If you write creative nonfiction or memoir, think how these experiences could fit within or redirect your overall work.

If you write fiction, incorporate (or steal) some of the vivid details. Use your pain to help you write the hurts that your characters face.

If you write straight nonfiction or trade books, you may or may not have a place within your work to share these personal experiences. Either way, strive to craft your nonfiction with the same level of honesty and specificity.

You’re especially close to this type of writing. So it’s all the more important to get another set of eyes on your piece—someone trustworthy who has an outside perspective, who can help you see the strong points and connections, and who can kindly point out where you need to push and develop further.

Of course, some painful memories may be too sensitive to share, at least right now. That’s okay. Writing your negative emotions and experiences is personally significant. It can bring new perspective and healing. It can strengthen the way you write—with great detail, depth, and honesty.

Linda H. Dolan is a Write to Sell Your Book Expert Team Editor. She writes creative nonfiction and health journalism. Her current book project focuses on a genetic heart disease in her family.



5 comments on “How to Write the Pain (and Why You Should)

  • Great specific, inspiring tips, Linda! I especially love “Anyone can cry a river. Only you can see that muddy riverbank through your tears.” Fantastic post.

  • As a creative writer since childhood, I particularly loved stumbling upon this gem. For any writer, it can be such a chore to craft pieces worth keeping on a GOOD day, much less during periods of pain or hardship. These are stimulating, encouraging ways to channel negative emotions into powerful prose. Thanks for your input!

  • I absolutely love your point about resisting shortcuts. It can be cathartic to simply ooze emotion onto a journal page, but like all crafts, there is always a next level. Thank you for giving me a specific entry point into this next level. Very valuable advice I’m very excited to share this with my writing class.

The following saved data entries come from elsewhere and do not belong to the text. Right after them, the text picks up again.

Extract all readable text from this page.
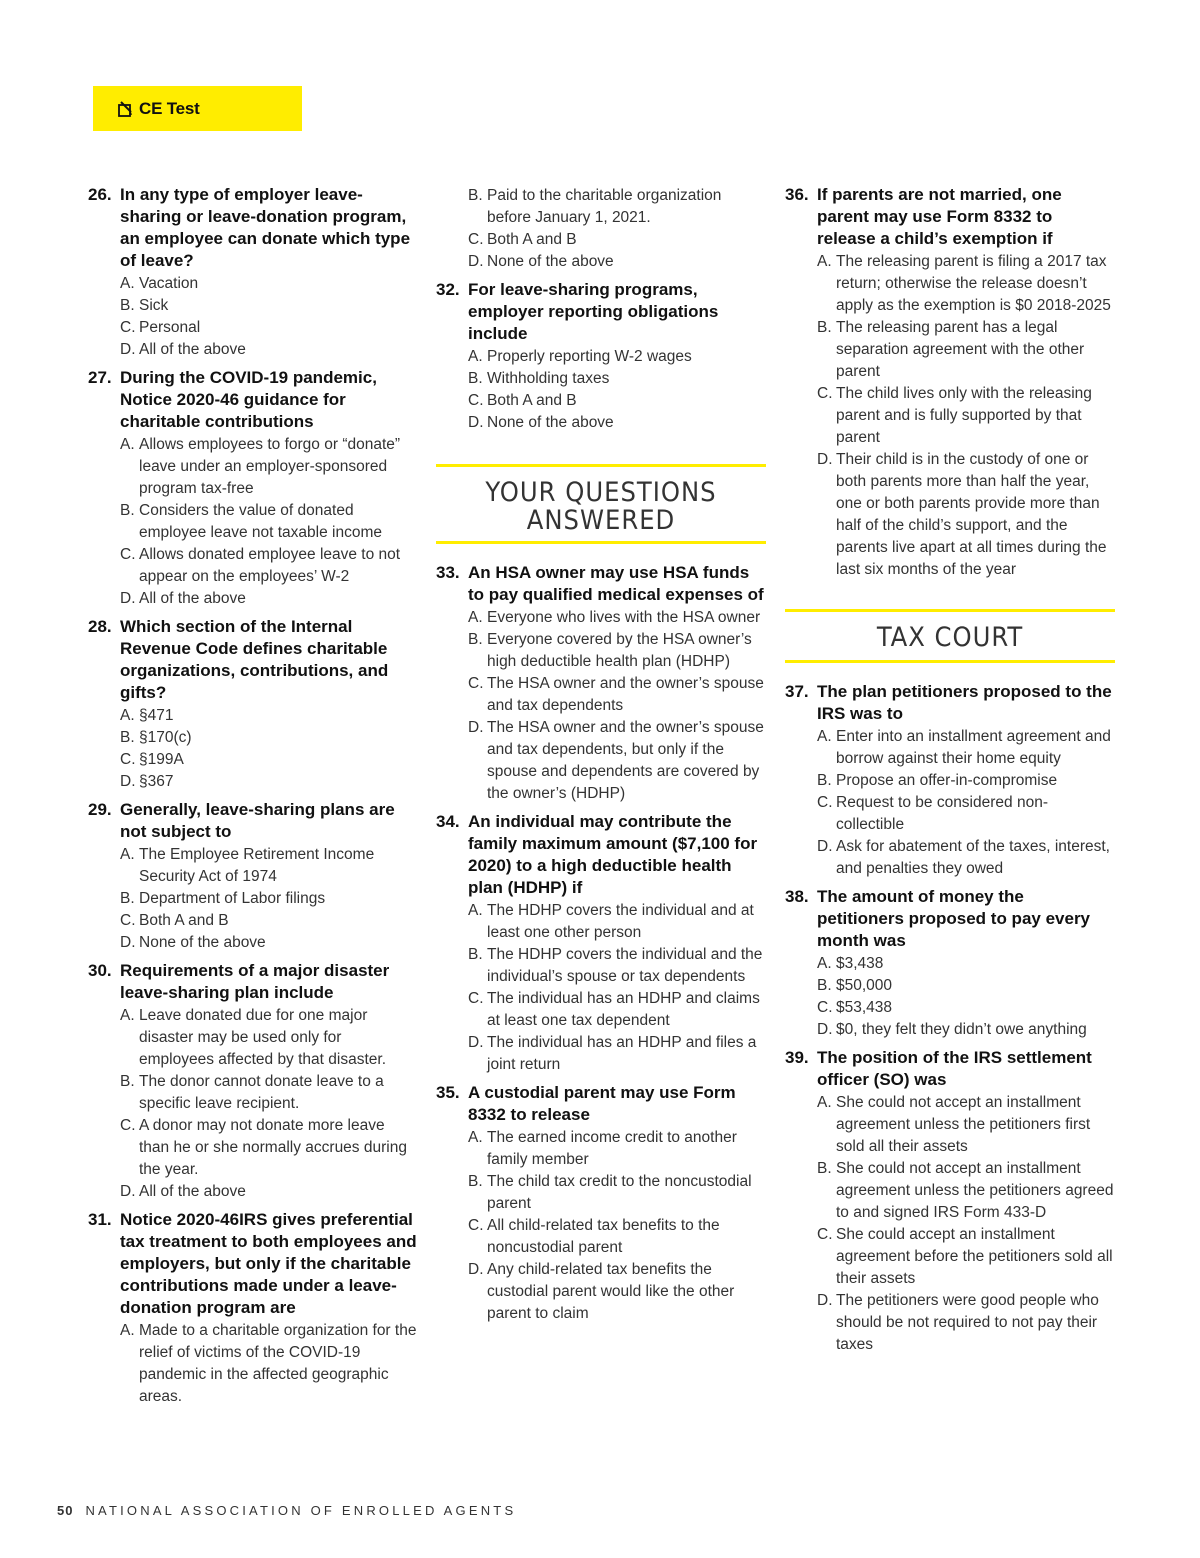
CE Test
26. In any type of employer leave-sharing or leave-donation program, an employee can donate which type of leave?
A. Vacation
B. Sick
C. Personal
D. All of the above
27. During the COVID-19 pandemic, Notice 2020-46 guidance for charitable contributions
A. Allows employees to forgo or “donate” leave under an employer-sponsored program tax-free
B. Considers the value of donated employee leave not taxable income
C. Allows donated employee leave to not appear on the employees’ W-2
D. All of the above
28. Which section of the Internal Revenue Code defines charitable organizations, contributions, and gifts?
A. §471
B. §170(c)
C. §199A
D. §367
29. Generally, leave-sharing plans are not subject to
A. The Employee Retirement Income Security Act of 1974
B. Department of Labor filings
C. Both A and B
D. None of the above
30. Requirements of a major disaster leave-sharing plan include
A. Leave donated due for one major disaster may be used only for employees affected by that disaster.
B. The donor cannot donate leave to a specific leave recipient.
C. A donor may not donate more leave than he or she normally accrues during the year.
D. All of the above
31. Notice 2020-46IRS gives preferential tax treatment to both employees and employers, but only if the charitable contributions made under a leave-donation program are
A. Made to a charitable organization for the relief of victims of the COVID-19 pandemic in the affected geographic areas.
B. Paid to the charitable organization before January 1, 2021.
C. Both A and B
D. None of the above
32. For leave-sharing programs, employer reporting obligations include
A. Properly reporting W-2 wages
B. Withholding taxes
C. Both A and B
D. None of the above
YOUR QUESTIONS
ANSWERED
33. An HSA owner may use HSA funds to pay qualified medical expenses of
A. Everyone who lives with the HSA owner
B. Everyone covered by the HSA owner’s high deductible health plan (HDHP)
C. The HSA owner and the owner’s spouse and tax dependents
D. The HSA owner and the owner’s spouse and tax dependents, but only if the spouse and dependents are covered by the owner’s (HDHP)
34. An individual may contribute the family maximum amount ($7,100 for 2020) to a high deductible health plan (HDHP) if
A. The HDHP covers the individual and at least one other person
B. The HDHP covers the individual and the individual’s spouse or tax dependents
C. The individual has an HDHP and claims at least one tax dependent
D. The individual has an HDHP and files a joint return
35. A custodial parent may use Form 8332 to release
A. The earned income credit to another family member
B. The child tax credit to the noncustodial parent
C. All child-related tax benefits to the noncustodial parent
D. Any child-related tax benefits the custodial parent would like the other parent to claim
36. If parents are not married, one parent may use Form 8332 to release a child’s exemption if
A. The releasing parent is filing a 2017 tax return; otherwise the release doesn’t apply as the exemption is $0 2018-2025
B. The releasing parent has a legal separation agreement with the other parent
C. The child lives only with the releasing parent and is fully supported by that parent
D. Their child is in the custody of one or both parents more than half the year, one or both parents provide more than half of the child’s support, and the parents live apart at all times during the last six months of the year
TAX COURT
37. The plan petitioners proposed to the IRS was to
A. Enter into an installment agreement and borrow against their home equity
B. Propose an offer-in-compromise
C. Request to be considered non-collectible
D. Ask for abatement of the taxes, interest, and penalties they owed
38. The amount of money the petitioners proposed to pay every month was
A. $3,438
B. $50,000
C. $53,438
D. $0, they felt they didn’t owe anything
39. The position of the IRS settlement officer (SO) was
A. She could not accept an installment agreement unless the petitioners first sold all their assets
B. She could not accept an installment agreement unless the petitioners agreed to and signed IRS Form 433-D
C. She could accept an installment agreement before the petitioners sold all their assets
D. The petitioners were good people who should be not required to not pay their taxes
50 NATIONAL ASSOCIATION OF ENROLLED AGENTS
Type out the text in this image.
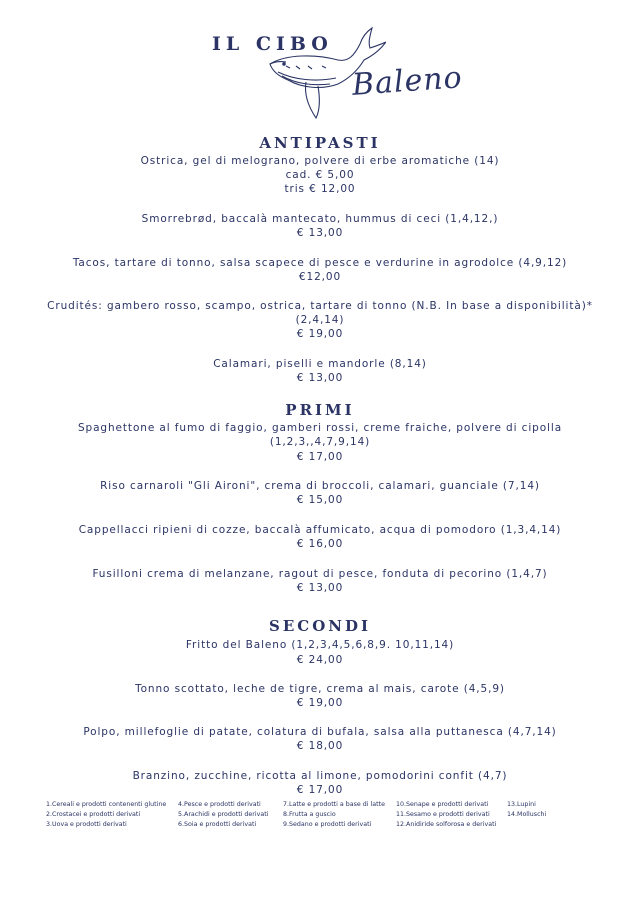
IL CIBO
Baleno
ANTIPASTI
Ostrica, gel di melograno, polvere di erbe aromatiche (14)
cad. € 5,00
tris € 12,00
Smorrebrød, baccalà mantecato, hummus di ceci (1,4,12,)
€ 13,00
Tacos, tartare di tonno, salsa scapece di pesce e verdurine in agrodolce (4,9,12)
€12,00
Crudités: gambero rosso, scampo, ostrica, tartare di tonno (N.B. In base a disponibilità)*
(2,4,14)
€ 19,00
Calamari, piselli e mandorle (8,14)
€ 13,00
PRIMI
Spaghettone al fumo di faggio, gamberi rossi, creme fraiche, polvere di cipolla
(1,2,3,,4,7,9,14)
€ 17,00
Riso carnaroli "Gli Aironi", crema di broccoli, calamari, guanciale (7,14)
€ 15,00
Cappellacci ripieni di cozze, baccalà affumicato, acqua di pomodoro (1,3,4,14)
€ 16,00
Fusilloni crema di melanzane, ragout di pesce, fonduta di pecorino (1,4,7)
€ 13,00
SECONDI
Fritto del Baleno (1,2,3,4,5,6,8,9. 10,11,14)
€ 24,00
Tonno scottato, leche de tigre, crema al mais, carote (4,5,9)
€ 19,00
Polpo, millefoglie di patate, colatura di bufala, salsa alla puttanesca (4,7,14)
€ 18,00
Branzino, zucchine, ricotta al limone, pomodorini confit (4,7)
€ 17,00
1.Cereali e prodotti contenenti glutine	4.Pesce e prodotti derivati	7.Latte e prodotti a base di latte	10.Senape e prodotti derivati	13.Lupini
2.Crostacei e prodotti derivati	5.Arachidi e prodotti derivati	8.Frutta a guscio	11.Sesamo e prodotti derivati	14.Molluschi
3.Uova e prodotti derivati	6.Soia e prodotti derivati	9.Sedano e prodotti derivati	12.Anidiride solforosa e derivati
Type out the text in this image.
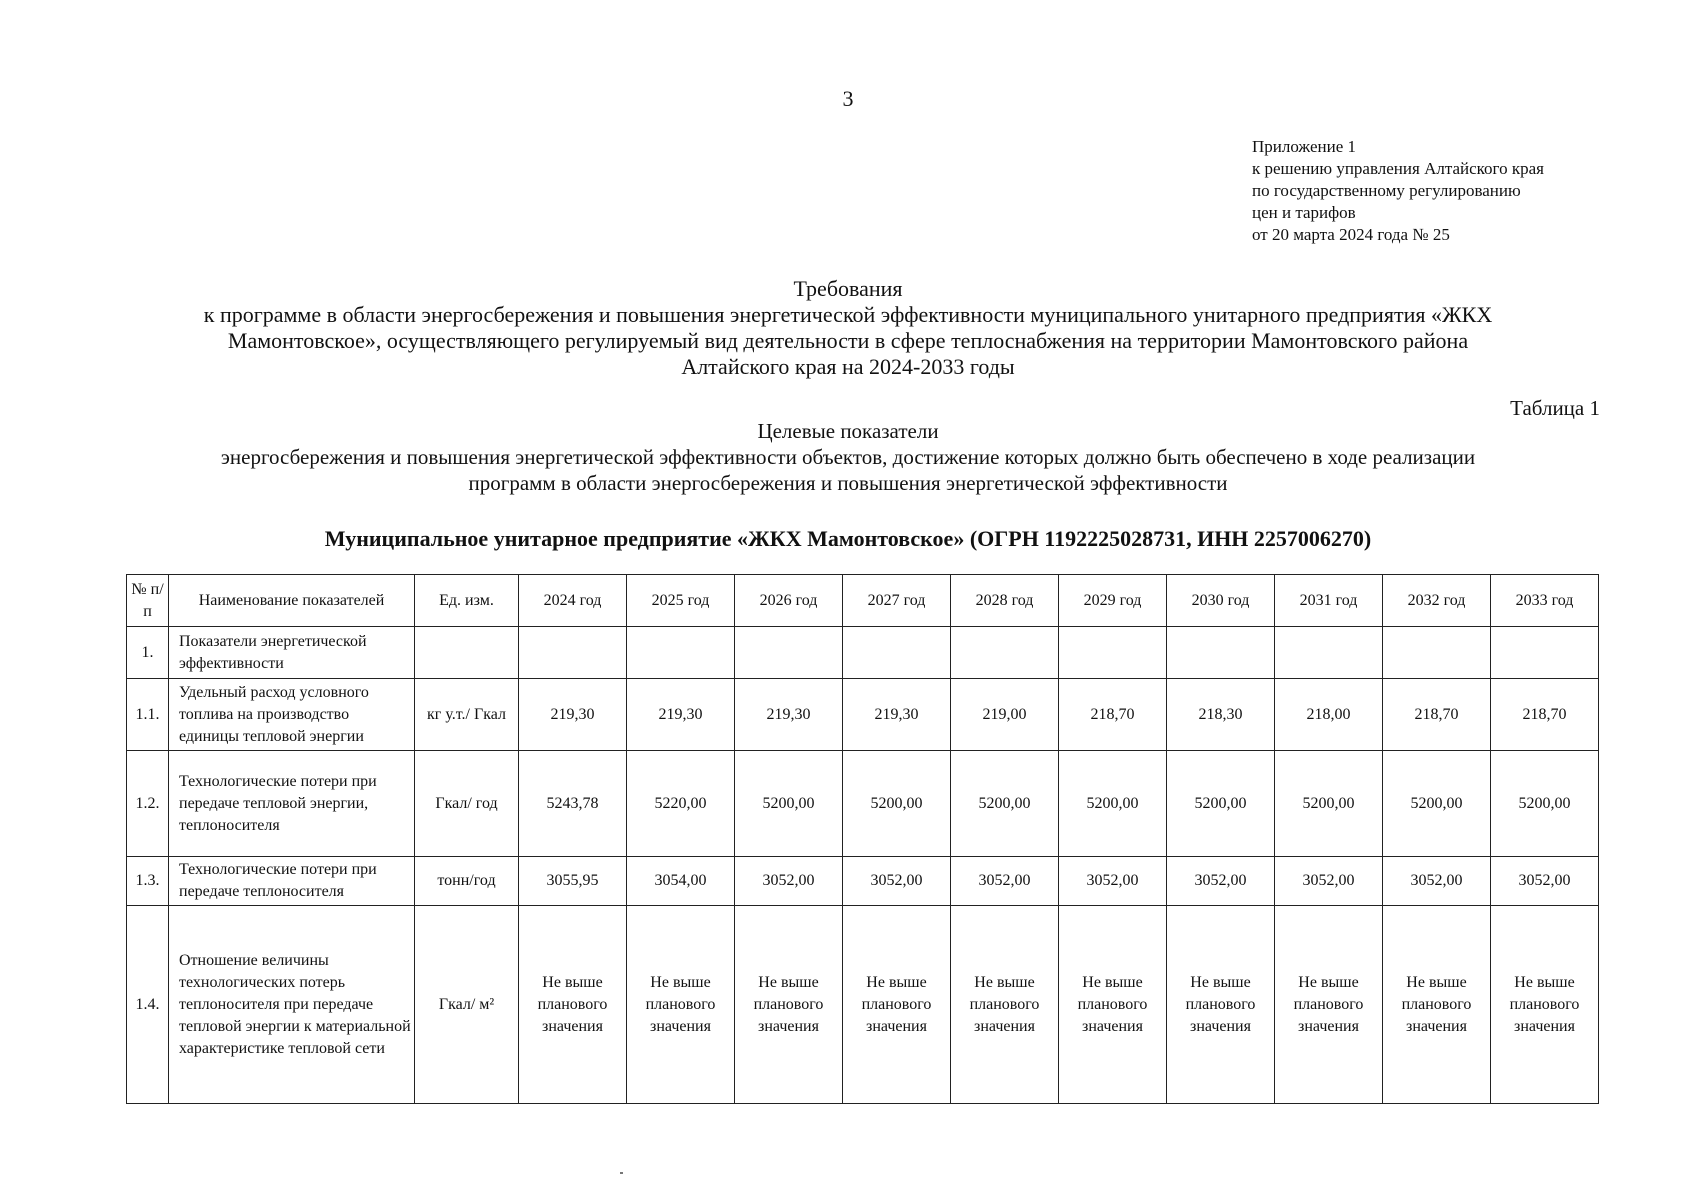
3
Приложение 1
к решению управления Алтайского края
по государственному регулированию
цен и тарифов
от 20 марта 2024 года № 25
Требования
к программе в области энергосбережения и повышения энергетической эффективности муниципального унитарного предприятия «ЖКХ
Мамонтовское», осуществляющего регулируемый вид деятельности в сфере теплоснабжения на территории Мамонтовского района
Алтайского края на 2024-2033 годы
Таблица 1
Целевые показатели
энергосбережения и повышения энергетической эффективности объектов, достижение которых должно быть обеспечено в ходе реализации
программ в области энергосбережения и повышения энергетической эффективности
Муниципальное унитарное предприятие «ЖКХ Мамонтовское» (ОГРН 1192225028731, ИНН 2257006270)
№ п/п	Наименование показателей	Ед. изм.	2024 год	2025 год	2026 год	2027 год	2028 год	2029 год	2030 год	2031 год	2032 год	2033 год
1.	Показатели энергетической эффективности											
1.1.	Удельный расход условного топлива на производство единицы тепловой энергии	кг у.т./ Гкал	219,30	219,30	219,30	219,30	219,00	218,70	218,30	218,00	218,70	218,70
1.2.	Технологические потери при передаче тепловой энергии, теплоносителя	Гкал/ год	5243,78	5220,00	5200,00	5200,00	5200,00	5200,00	5200,00	5200,00	5200,00	5200,00
1.3.	Технологические потери при передаче теплоносителя	тонн/год	3055,95	3054,00	3052,00	3052,00	3052,00	3052,00	3052,00	3052,00	3052,00	3052,00
1.4.	Отношение величины технологических потерь теплоносителя при передаче тепловой энергии к материальной характеристике тепловой сети	Гкал/ м²	Не выше планового значения	Не выше планового значения	Не выше планового значения	Не выше планового значения	Не выше планового значения	Не выше планового значения	Не выше планового значения	Не выше планового значения	Не выше планового значения	Не выше планового значения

  • Thank you. This is the first thing I have seen that gives me direction on how to begin to write about the most painful experience of my life that I am going to write about to begin the haling.

  • So helpful. Thank you Linda. I can relate in so many ways with my relationships with siblings after the passing of my Mom. I did in fact start seeing a counselor and boy is that helpful in sorting out feelings and dealing with grief and anger. Just going there and writing raw…..that is my goal. Appreciate all.